Emmanuel Macron candidat : quelles conséquences pour Alain Juppé ou François Hollande ? MACRON CANDIDAT - Lors d'une conférence de presse à Bobigny, Emmanuel Macron a déclaré mercredi matin qu'il était candidat à l'élection présidentielle.

[Mis à jour le 16 novembre 2016 à 11h52] "C'est une étape importante que nous allons franchir et que depuis plusieurs mois nous préparons", a commencé par déclarer Emmanuel Macron lors d'une conférence de presse sur le Campus des métiers et de l'entreprise de Bobigny, en Seine-Saint-Denis. L'objet de ce rendez-vous ne faisait aucun doute. "Je suis candidat à la présidence de la République", a finalement lâché l'ancien ministre après dix minutes de discours. "Dans quelques mois à l'occasion de l’élection présidentielle, une opportunité nous est offerte, celle de refuser enfin le statut quo. La responsabilité du président de la République est immense, j'en suis pleinement conscient. Il porte les valeurs de notre pays, la continuité de son histoire et de manière cachée la vigueur et la dignité d'une vie publique. Je sais cela, j'y suis prêt", a-t-il expliqué.

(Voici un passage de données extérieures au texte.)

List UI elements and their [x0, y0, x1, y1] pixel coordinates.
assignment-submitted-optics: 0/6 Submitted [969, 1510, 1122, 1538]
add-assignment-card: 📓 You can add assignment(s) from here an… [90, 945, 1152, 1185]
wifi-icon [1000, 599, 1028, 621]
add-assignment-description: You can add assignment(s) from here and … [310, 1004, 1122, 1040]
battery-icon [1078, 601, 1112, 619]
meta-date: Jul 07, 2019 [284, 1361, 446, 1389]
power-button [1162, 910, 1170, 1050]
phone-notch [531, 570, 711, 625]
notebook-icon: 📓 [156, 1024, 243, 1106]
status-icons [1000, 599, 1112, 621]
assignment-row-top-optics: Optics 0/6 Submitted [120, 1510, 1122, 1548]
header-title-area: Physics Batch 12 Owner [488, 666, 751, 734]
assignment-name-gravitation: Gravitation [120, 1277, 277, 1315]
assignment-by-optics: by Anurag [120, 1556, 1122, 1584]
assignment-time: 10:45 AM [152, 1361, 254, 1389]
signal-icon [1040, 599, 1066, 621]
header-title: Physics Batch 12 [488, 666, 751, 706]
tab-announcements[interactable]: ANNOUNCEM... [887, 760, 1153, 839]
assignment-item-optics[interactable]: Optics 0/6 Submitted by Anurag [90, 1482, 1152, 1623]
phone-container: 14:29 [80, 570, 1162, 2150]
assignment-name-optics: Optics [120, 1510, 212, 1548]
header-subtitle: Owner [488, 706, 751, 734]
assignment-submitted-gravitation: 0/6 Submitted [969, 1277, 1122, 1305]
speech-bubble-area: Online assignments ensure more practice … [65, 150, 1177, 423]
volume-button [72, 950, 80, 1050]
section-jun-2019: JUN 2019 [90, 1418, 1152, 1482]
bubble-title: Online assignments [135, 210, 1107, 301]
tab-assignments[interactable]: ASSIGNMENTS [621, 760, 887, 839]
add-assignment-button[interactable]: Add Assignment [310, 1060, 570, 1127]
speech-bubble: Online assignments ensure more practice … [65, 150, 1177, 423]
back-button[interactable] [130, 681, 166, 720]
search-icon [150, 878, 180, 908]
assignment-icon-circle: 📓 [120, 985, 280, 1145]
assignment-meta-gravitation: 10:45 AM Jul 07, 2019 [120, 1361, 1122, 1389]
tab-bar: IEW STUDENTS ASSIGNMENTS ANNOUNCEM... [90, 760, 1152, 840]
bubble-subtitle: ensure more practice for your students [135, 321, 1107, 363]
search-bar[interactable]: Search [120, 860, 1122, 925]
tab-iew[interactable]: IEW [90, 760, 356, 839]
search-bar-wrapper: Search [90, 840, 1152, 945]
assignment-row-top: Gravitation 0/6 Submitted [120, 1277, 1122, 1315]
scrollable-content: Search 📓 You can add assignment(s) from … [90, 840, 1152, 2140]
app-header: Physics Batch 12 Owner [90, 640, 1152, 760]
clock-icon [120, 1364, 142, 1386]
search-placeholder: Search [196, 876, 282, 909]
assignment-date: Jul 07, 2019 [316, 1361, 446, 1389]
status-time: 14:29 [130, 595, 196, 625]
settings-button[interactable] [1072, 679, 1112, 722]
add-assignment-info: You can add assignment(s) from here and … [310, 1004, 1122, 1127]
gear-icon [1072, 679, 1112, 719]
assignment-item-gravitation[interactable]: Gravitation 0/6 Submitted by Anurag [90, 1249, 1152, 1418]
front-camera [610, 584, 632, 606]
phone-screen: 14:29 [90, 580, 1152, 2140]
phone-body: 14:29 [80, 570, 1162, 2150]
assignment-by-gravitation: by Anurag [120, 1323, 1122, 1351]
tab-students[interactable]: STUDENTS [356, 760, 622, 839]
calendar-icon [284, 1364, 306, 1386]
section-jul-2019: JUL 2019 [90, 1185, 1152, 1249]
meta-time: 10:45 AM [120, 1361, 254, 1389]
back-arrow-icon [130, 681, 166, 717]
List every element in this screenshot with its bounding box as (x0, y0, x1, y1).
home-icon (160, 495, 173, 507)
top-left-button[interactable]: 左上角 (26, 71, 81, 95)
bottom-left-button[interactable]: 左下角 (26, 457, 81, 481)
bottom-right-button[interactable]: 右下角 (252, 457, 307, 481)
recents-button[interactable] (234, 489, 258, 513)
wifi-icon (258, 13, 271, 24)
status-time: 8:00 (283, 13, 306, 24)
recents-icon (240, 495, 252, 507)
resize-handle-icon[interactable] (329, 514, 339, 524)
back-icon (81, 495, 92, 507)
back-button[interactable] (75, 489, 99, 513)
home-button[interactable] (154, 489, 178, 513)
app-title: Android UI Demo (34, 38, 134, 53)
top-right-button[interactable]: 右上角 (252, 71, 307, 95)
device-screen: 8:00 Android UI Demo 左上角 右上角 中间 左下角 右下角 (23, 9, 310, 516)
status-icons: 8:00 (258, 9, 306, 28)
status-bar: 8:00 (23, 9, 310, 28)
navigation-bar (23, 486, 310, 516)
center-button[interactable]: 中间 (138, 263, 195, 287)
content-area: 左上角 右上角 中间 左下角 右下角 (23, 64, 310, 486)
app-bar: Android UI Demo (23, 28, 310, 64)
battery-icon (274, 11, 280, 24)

"Je suis convaincu que les uns et les autres ont tort : ce sont leurs modèles, leurs recettes qui ont simplement échoué", a-t-il également dit. "Je veux porter l'optimisme de la volonté", a déclaré Emmanuel Macron, expliquant avoir préparé avec son mouvement En marche ! une "révolution démocratique". "J'ai vu de l'intérieur la vacuité de notre système politique", a-t-il affirmé, assurant que cette conclusion a "renforcé sa détermination"."L'enjeu n'est pas pour moi aujourd’hui de rassembler la gauche, l'enjeu pour moi aujourd'hui n'est pas de rassembler la droite, l'enjeu est de rassembler les Français", a-t-il conclu, répondant ainsi aux inquiétudes qu'a pu susciter sa déclaration de candidature.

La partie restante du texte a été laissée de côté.